The World Bank Group could contribute to such an alliance its knowledge of developing country conditions and institutions, as well as its access to a worldwide network of government and nongovernment institutions, development agencies, and business associations. Working together, these two institutions could offer a dynamic combination able to make a significant contribution to the developing countries as they face the unprecedented opportunities and challenges of the new world economy.

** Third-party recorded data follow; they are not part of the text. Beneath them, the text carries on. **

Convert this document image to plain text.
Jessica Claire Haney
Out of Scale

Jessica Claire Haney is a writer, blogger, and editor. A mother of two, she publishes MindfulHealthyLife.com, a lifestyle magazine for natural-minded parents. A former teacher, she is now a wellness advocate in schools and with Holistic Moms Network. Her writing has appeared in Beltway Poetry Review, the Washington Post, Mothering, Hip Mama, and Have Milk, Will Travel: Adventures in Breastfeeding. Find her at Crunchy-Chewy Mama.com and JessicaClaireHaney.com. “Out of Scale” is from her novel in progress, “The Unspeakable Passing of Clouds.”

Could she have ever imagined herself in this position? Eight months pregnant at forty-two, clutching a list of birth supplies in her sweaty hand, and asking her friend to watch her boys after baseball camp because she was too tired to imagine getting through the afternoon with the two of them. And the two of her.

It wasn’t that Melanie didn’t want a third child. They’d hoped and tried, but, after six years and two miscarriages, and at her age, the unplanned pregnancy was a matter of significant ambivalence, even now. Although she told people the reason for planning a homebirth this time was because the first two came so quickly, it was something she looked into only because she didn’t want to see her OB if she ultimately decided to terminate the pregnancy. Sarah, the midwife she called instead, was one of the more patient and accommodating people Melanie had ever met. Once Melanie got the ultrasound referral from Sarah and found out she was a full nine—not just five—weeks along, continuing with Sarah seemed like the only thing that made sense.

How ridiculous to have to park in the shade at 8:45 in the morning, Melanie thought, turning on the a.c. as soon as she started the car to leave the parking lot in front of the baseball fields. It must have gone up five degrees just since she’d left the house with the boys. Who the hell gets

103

The specific objectives of this symposium are very practical: to get a sense of the trends and the impacts of new technologies in all the sectors that are important; to create greater awareness of the opportunities, particularly for those in the development community who have been lagging behind; to explore possible roles for the various actors - governments, private sectors, development agencies, and scientific institutions; and to determine what intelligent initiatives could be mounted, either in a sector or across sectors. But one of the nicest outcomes of this symposium would be an ongoing fruitful relationship between the two sponsoring institutions, the World Bank Group and the National Academy of Sciences.
1. For a fascinating description of this phenomenon, see Joel Klotkin, Tribes: How Race, Religion and Identity, Determine Success in the New Global Economy (New York: Random House, 1992).